There was a really festive air about, with families and school groups on pilgrimage bathing in the stream behind the guest houses, music and chanting in the air, and kids rough-housing. Birds whirled around the tree branches in the valley and I felt like I was in Rivendale. We grabbed dinner and some sleep before waking at midnight to begin the hike (2am is the recommended start time to reach the peak in time for sunrise, but the crowds required an earlier start). We started out, climbing rough stairs and passing booth after booth selling Buddhas, knit caps to ward off the 55 degree chill, stuffed animals, and World Wide Wrestling memorabilia. With the many vendors and excitement in the air it felt more like a county fair than a pilgrimage. A party-like – not solemn - atmosphere prevailed along the winding route lit by flouresent tubes, with groups of teenage boys making a huge ruckus.
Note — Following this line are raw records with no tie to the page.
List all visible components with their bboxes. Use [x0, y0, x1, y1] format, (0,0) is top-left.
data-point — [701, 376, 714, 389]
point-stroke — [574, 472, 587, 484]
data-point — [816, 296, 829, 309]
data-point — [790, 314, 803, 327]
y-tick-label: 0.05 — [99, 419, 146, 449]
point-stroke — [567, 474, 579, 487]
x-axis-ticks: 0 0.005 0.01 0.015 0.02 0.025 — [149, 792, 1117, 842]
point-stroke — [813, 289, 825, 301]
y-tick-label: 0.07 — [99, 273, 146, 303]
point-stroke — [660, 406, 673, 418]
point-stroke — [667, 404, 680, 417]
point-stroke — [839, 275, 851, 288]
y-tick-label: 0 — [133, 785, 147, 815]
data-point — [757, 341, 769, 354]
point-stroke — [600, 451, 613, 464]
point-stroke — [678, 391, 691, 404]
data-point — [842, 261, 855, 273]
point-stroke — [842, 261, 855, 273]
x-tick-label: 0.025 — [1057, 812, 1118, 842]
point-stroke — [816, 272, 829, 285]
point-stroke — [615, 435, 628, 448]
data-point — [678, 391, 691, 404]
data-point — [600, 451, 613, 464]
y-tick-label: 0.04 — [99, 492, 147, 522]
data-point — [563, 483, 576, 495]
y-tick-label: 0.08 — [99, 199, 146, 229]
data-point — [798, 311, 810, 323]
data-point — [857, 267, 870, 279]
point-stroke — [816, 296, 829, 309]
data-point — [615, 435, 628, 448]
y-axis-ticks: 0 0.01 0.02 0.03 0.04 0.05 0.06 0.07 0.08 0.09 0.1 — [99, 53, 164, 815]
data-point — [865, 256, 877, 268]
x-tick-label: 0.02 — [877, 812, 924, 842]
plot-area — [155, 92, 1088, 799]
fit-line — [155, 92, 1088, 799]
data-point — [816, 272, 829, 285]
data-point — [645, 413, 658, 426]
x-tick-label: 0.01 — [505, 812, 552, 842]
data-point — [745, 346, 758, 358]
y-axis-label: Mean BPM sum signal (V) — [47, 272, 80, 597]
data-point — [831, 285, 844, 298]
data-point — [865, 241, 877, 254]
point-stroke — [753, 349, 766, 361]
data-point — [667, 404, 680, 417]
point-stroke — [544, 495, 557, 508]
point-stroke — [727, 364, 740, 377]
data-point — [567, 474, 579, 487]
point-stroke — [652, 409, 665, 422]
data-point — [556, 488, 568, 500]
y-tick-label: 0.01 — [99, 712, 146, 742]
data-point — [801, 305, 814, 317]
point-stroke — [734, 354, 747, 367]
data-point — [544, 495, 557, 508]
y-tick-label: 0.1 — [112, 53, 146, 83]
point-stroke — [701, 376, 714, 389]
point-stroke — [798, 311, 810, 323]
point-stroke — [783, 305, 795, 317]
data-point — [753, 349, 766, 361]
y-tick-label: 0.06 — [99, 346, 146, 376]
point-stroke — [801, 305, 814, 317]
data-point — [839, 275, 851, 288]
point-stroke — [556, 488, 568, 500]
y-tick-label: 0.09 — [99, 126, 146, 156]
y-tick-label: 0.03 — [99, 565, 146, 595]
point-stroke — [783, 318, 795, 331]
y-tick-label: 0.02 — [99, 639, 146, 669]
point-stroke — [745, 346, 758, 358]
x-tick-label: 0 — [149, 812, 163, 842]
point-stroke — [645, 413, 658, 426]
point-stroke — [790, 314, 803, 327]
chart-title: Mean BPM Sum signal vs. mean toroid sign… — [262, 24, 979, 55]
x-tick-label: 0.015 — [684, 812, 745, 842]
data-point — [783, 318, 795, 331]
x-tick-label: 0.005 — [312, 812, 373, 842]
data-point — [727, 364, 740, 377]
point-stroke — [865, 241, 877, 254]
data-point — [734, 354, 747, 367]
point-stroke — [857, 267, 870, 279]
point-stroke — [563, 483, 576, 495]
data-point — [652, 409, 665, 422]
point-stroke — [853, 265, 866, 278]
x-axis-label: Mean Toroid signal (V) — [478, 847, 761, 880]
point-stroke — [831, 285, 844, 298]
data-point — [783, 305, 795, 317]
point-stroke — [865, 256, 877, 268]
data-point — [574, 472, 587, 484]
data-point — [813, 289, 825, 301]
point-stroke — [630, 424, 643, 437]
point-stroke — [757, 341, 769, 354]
Soon we came to a bridge and a human traffic jam, with pilgrims coming down from the mountain unable to exit and pilgrims on their way up similarly jammed. The natural leaders in the crowd emerged, including our driver, who soon teamed up with a man in a red sweater to shout, threaten and cajole people into workable but still haphazard routes of ascent and descent. After an hour, we were on the move again, but about a quarter mile from the top, and thousands of stairs later, we hit another human logjam.

By 4:30am, after an hour of waiting and no body coming up or down, it became obvious we had a problem. It was difficult even to raise my hands to my head (the international sign of frustration, head in one’s hands). The crowd was getting restless and frustrated, and seethed to and fro almost to the point of being very dangerous. We decided to head back and plotted out our exit strategy. Patrick and I each had separate occasions where the crowd’s push took us nearly off our feet on the steep steps. While we didn’t see the sunrise from the summit, we saw it on our way back to the guesthouse, and it was just as beautiful.